There have been only six occasions in Test history when a team conceded a lead of more than 200 runs and still managed to win the match, with three of them being occasions where the team followed on and still won.

Had Cook asked Pakistan to follow on, England might well have had to face the Pakistani bowlers on a day five on Old Trafford pitch; and even a couple of sessions and a target between 150 and 200 could have been enough to thoroughly test the English batsmen. However distinctly distant that possibility was, Cook wanted to eliminate it altogether.

But the more time England spends out there in the middle in their second innings, the less overs Pakistani batsmen have to survive. So in theory, England’s batsmen eliminated 50 more overs that Pakistan has to see out.

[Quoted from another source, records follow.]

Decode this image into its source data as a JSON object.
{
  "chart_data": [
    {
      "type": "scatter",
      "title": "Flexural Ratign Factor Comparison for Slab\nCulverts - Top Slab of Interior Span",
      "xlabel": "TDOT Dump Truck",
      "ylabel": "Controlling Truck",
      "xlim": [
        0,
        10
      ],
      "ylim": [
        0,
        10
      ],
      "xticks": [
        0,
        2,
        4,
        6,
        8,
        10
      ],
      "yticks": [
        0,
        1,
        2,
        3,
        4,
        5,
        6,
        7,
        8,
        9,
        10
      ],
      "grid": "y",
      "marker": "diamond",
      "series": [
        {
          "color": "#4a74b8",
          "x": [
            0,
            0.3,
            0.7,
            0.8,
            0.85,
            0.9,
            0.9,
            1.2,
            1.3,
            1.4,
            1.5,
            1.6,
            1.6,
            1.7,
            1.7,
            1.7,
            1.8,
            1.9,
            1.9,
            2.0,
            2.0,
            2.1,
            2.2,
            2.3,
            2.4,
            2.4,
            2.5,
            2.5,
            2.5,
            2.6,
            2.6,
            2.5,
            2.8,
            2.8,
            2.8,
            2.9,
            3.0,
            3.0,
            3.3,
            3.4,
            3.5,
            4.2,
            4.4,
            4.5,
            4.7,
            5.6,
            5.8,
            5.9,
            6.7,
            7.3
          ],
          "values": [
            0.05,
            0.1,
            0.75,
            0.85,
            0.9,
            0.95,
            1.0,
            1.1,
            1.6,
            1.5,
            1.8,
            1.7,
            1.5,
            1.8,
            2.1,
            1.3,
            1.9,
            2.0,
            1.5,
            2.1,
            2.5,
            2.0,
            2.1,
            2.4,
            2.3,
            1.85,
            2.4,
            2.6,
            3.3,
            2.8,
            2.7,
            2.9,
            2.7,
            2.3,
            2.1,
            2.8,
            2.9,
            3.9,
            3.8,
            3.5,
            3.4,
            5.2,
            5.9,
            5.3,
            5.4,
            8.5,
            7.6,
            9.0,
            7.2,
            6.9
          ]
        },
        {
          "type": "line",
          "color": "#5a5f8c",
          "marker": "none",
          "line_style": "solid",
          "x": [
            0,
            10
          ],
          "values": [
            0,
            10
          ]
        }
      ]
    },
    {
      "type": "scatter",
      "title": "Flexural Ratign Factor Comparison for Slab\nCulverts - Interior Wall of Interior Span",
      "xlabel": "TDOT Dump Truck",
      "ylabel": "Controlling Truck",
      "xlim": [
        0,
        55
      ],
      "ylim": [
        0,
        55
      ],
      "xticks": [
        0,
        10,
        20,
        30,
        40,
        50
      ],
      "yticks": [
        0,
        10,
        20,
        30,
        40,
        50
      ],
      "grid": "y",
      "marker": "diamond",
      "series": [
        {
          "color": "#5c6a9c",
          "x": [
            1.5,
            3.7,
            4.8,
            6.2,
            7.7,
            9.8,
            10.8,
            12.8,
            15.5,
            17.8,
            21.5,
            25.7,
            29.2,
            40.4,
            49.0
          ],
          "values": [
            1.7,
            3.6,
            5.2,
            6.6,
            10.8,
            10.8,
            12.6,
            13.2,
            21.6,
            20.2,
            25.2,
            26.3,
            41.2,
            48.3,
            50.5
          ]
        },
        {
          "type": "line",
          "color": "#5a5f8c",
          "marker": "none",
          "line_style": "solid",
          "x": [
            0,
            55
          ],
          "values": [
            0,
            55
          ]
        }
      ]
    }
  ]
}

England’s notoriously fickle weather can also come into the picture and help Pakistan out with some well-timed showers. If that happens, then surely a lot of questions will be asked of Cook’s decision to declare when he did.

The recent return of pacers James Anderson and Ben Stokes from injuries may also have been playing in the England skipper’s mind. Making Pakistan follow on would have meant stretching their bodies to the limit, while the decision to bat again gives them some rest.

Anderson, however, had bowled just seven overs on day three and would have been more than willing to have a go at Hafeez and Masood — both of whom have often struggled against him and the moving new ball.

The decision also ended up providing more confidence to England’s main batting duo Cook and Joe Root, who once again put Pakistan’s bowlers to the sword with some incredibly scored half-centuries.
In the larger context of the series, this will serve to demoralise Pakistani bowlers and give England’s batsmen a psychological edge over them.

Pakistan would have to bat for a record number of overs to stop England from levelling the series 1-1.
Cook’s decision, as things stand, has been vindicated.